My husband was dead. My heart was broken. And I was realizing that, no matter how much I wanted to be, I would never be superwoman.

In that moment, there was only one person who could possibly understand.

Clearing my throat, I dragged both of my children into my lap, holding them as if they could ground me. I desperately fought back tears so I wouldn’t scare them more than they already were and asked in a shaky voice, “Could you please call Eason Maxwell for me?”

 


It was cool for June in Atlanta. Pulling my cardigan around my shoulders, I sank deeper into the corner of the wicker sectional I’d had custom cushions made from my favorite blue damask after Rob had surprised me with a raised deck and firepit overlooking the pool and transforming our backyard into my own private oasis.

“Winter and Summer.
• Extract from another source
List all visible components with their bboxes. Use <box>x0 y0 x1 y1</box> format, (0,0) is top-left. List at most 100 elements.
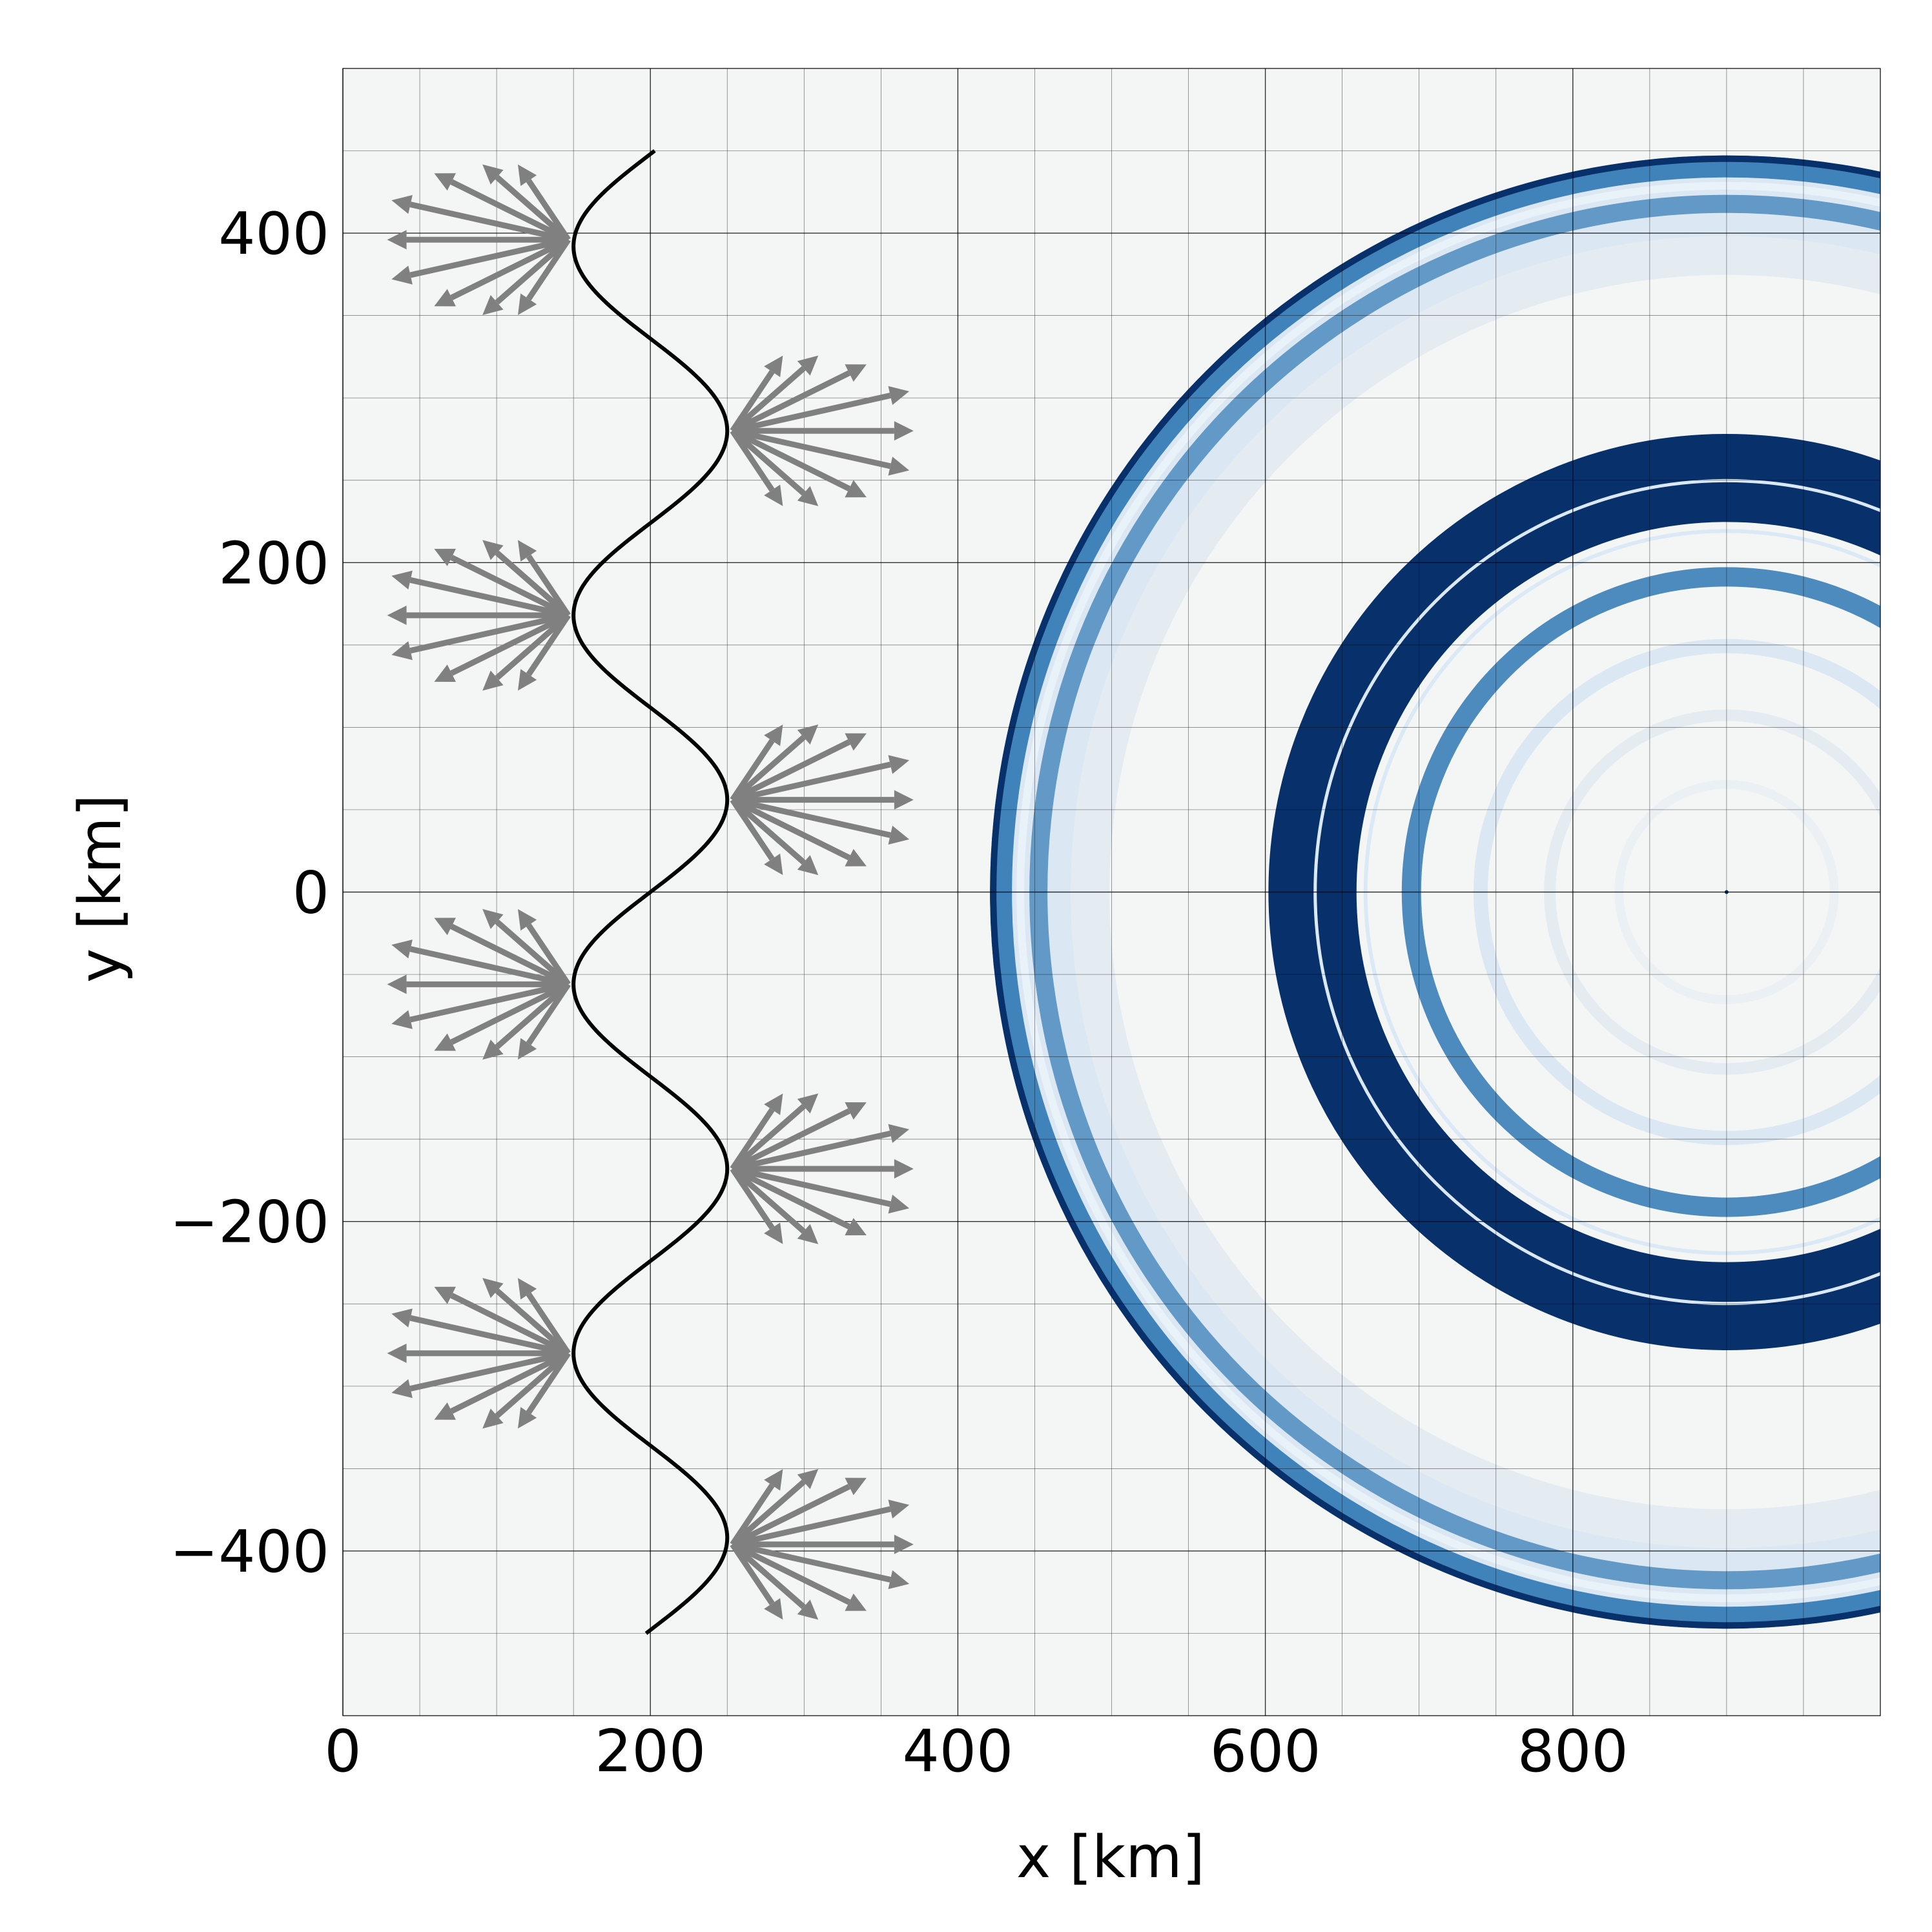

We have it all covered now,” he’d said, knowing how much I loved to spend my nights under the stars. Sometimes he’d join me, reading a book or playing on his phone, but for the most part, I’d sit outside alone, absorbing my day while planning the next.

Yet, that night, as I stared at the lights dancing in the pool, I couldn’t find the peace I so desperately longed for.

“You in the mood for company?” Eason asked, appearing at the end of the couch, a glass of red wine in one hand, a beer in his other.

I couldn’t exactly say no. Not after he’d dropped everything and spent the day taking care of the kids while I’d stared into space like a robot with a dead battery.

“Sure,” I replied, taking the glass from his hand. “Thanks.”

He pulled two video monitors from his back pockets, passing one my way before settling on the far end of the couch. “Kids went down pretty easy. Ash had a lot of heaven questions about Rob tonight, so I thought he might need a distraction for a while. I told him he could use his flashlight to read a book until nine. He’s holding the book upside down, but I figure reading’s never a bad thing.” He took a sip of his beer while pulling the side chair in front of him, resting his bare feet in the seat. “Ahhh,” he moaned, stretching out between the two pieces of furniture, his lean muscles sagging with exhaustion.

A pang of guilt struck me hard. Of course he was tired. Eason had enough of his own problems without shouldering mine as well.